文迎儿脸一红,“喝就喝!”说着便将碗送到嘴边,仰头吞了一口,却被那涩味呛得猛咳起来。
孔慈笑:“娘子巾帼不让须眉,”这话说完,正好目光与一旁冷清坐着的冯君对视上了,借着酒劲,望见她郁郁寡欢,也不知怎的有些心疼。
好歹是险些答应要娶回来的女子,孔慈于是也拿来一空碗,给她倒了些,递过去,“大姑娘也尝尝这酒,正是我们在河潢时常喝的,虽然是糟酒,也入得了口。”
冯君方才被他一看,手里微微发汗,这个时候没有拒绝,接过那碗酒。
见文迎儿已经喝了,冯君有种与她比试的想法,又想起方才竟那么巧,碰见了自己未来的夫君——被两个小妓搀着,油头粉面而酒醉猖狂,忍不住浑身难受,就仰起脖子一股脑将酒全送进了喉咙。
这一下众人都看得愣了。
冯君一鼓作气喝完,将那碗往桌上猛地一放,发出一声震响,像是发泄内心郁结。
结果这一声出来,对面的小环被她吓哭了,声音嘶叫得极大,那张氏哄了半天,越来越不耐烦,又用手一股脑地从盘碟里抓起肉,使劲往小环嘴里塞。
这张氏实在也太粗鲁,若说是关怀女娃,要让她一直多吃,可也不用将小环的嘴撑得撕得这么大,小环的嘴里塞不下,又咽不下,哭得更厉害,张氏反而手上越快了,越要往里塞。
孔慈这种大男人,倒没这么容易注意他母亲与妹妹的细节,且此时已微醺了,只就跟他娘道:“慢着些喂,环儿哭呢。”
“她哭,她哭,哭不了几日了!”
“娘说什么呢?”
张氏愣了愣,转笑道:“我说她就快大了,大了就不哭了!不哭了!”说着憨笑了几声。
文迎儿却察觉细微,心想这张氏是个老实人,表情骗不了人。她眼神里分明有点什么事。不知和小环有什么关系。但这也是他人家事了。
冯君却一直看张氏撕扯小环的嘴,张口道:“你这是做什么,她既吃不下,便不要再强行塞给她,又不是一口不吃便会饿着她。”
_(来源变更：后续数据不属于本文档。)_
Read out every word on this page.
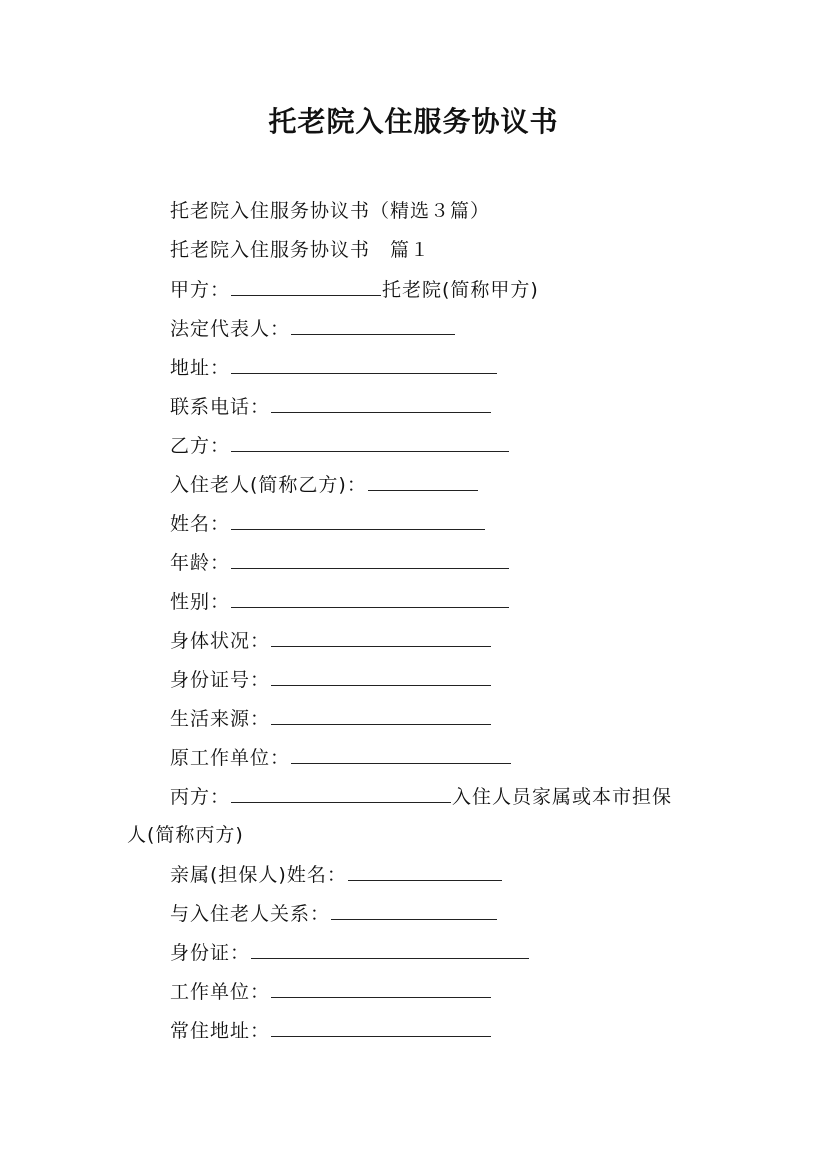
托老院入住服务协议书
托老院入住服务协议书（精选３篇）
托老院入住服务协议书　篇１
甲方：	托老院(简称甲方)
法定代表人：
地址：
联系电话：
乙方：
入住老人(简称乙方)：
姓名：
年龄：
性别：
身体状况：
身份证号：
生活来源：
原工作单位：
丙方：	入住人员家属或本市担保
人(简称丙方)
亲属(担保人)姓名：
与入住老人关系：
身份证：
工作单位：
常住地址：
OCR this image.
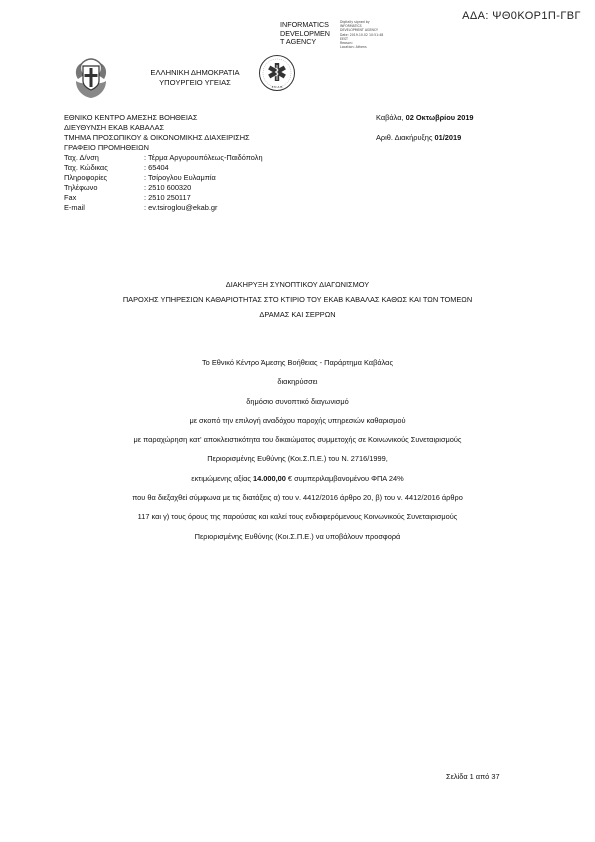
ΑΔΑ: ΨΘ0ΚΟΡ1Π-ΓΒΓ
INFORMATICS
DEVELOPMEN
T AGENCY
Digitally signed by
INFORMATICS
DEVELOPMENT AGENCY
Date: 2019.10.02 10:51:48
EEST
Reason:
Location: Athens
ΕΛΛΗΝΙΚΗ ΔΗΜΟΚΡΑΤΙΑ
ΥΠΟΥΡΓΕΙΟ ΥΓΕΙΑΣ	E K A B
ΕΘΝΙΚΟ ΚΕΝΤΡΟ ΑΜΕΣΗΣ ΒΟΗΘΕΙΑΣ
ΔΙΕΥΘΥΝΣΗ ΕΚΑΒ ΚΑΒΑΛΑΣ
ΤΜΗΜΑ ΠΡΟΣΩΠΙΚΟΥ & ΟΙΚΟΝΟΜΙΚΗΣ ΔΙΑΧΕΙΡΙΣΗΣ
ΓΡΑΦΕΙΟ ΠΡΟΜΗΘΕΙΩΝ
Ταχ. Δ/νση	: Τέρμα Αργυρουπόλεως-Παιδόπολη
Ταχ. Κώδικας	: 65404
Πληροφορίες	: Τσίρογλου Ευλαμπία
Τηλέφωνο	: 2510 600320
Fax	: 2510 250117
E-mail	: ev.tsiroglou@ekab.gr
Καβάλα, 02 Οκτωβρίου 2019
Αριθ. Διακήρυξης 01/2019
ΔΙΑΚΗΡΥΞΗ ΣΥΝΟΠΤΙΚΟΥ ΔΙΑΓΩΝΙΣΜΟΥ
ΠΑΡΟΧΗΣ ΥΠΗΡΕΣΙΩΝ ΚΑΘΑΡΙΟΤΗΤΑΣ ΣΤΟ ΚΤΙΡΙΟ ΤΟΥ ΕΚΑΒ ΚΑΒΑΛΑΣ ΚΑΘΩΣ ΚΑΙ ΤΩΝ ΤΟΜΕΩΝ
ΔΡΑΜΑΣ ΚΑΙ ΣΕΡΡΩΝ
Το Εθνικό Κέντρο Άμεσης Βοήθειας - Παράρτημα Καβάλας
διακηρύσσει
δημόσιο συνοπτικό διαγωνισμό
με σκοπό την επιλογή αναδόχου παροχής υπηρεσιών καθαρισμού
με παραχώρηση κατ' αποκλειστικότητα του δικαιώματος συμμετοχής σε Κοινωνικούς Συνεταιρισμούς
Περιορισμένης Ευθύνης (Κοι.Σ.Π.Ε.) του Ν. 2716/1999,
εκτιμώμενης αξίας 14.000,00 € συμπεριλαμβανομένου ΦΠΑ 24%
που θα διεξαχθεί σύμφωνα με τις διατάξεις α) του ν. 4412/2016 άρθρο 20, β) του ν. 4412/2016 άρθρο
117 και γ) τους όρους της παρούσας και καλεί τους ενδιαφερόμενους Κοινωνικούς Συνεταιρισμούς
Περιορισμένης Ευθύνης (Κοι.Σ.Π.Ε.) να υποβάλουν προσφορά
Σελίδα 1 από 37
那张氏仰头看着冯君,有些害怕似的,用河东话对孔慈说,“老大,这女子怎么这么凶恶?”
孔慈拍一拍他娘的背,用河东话回道:“娘莫气,莫气,这女子就是这样。”
冯君是熙州人,北方话相通些,能听得懂。
他这么一说,冯君怔住,喉咙一口涩,半天没回过神来。
文迎儿起身走到小环身侧,将她带到自己身边儿来,“我喜欢你,我抱着你!”说着便将她和张氏分开些许,带着她指着下面唱赚的看。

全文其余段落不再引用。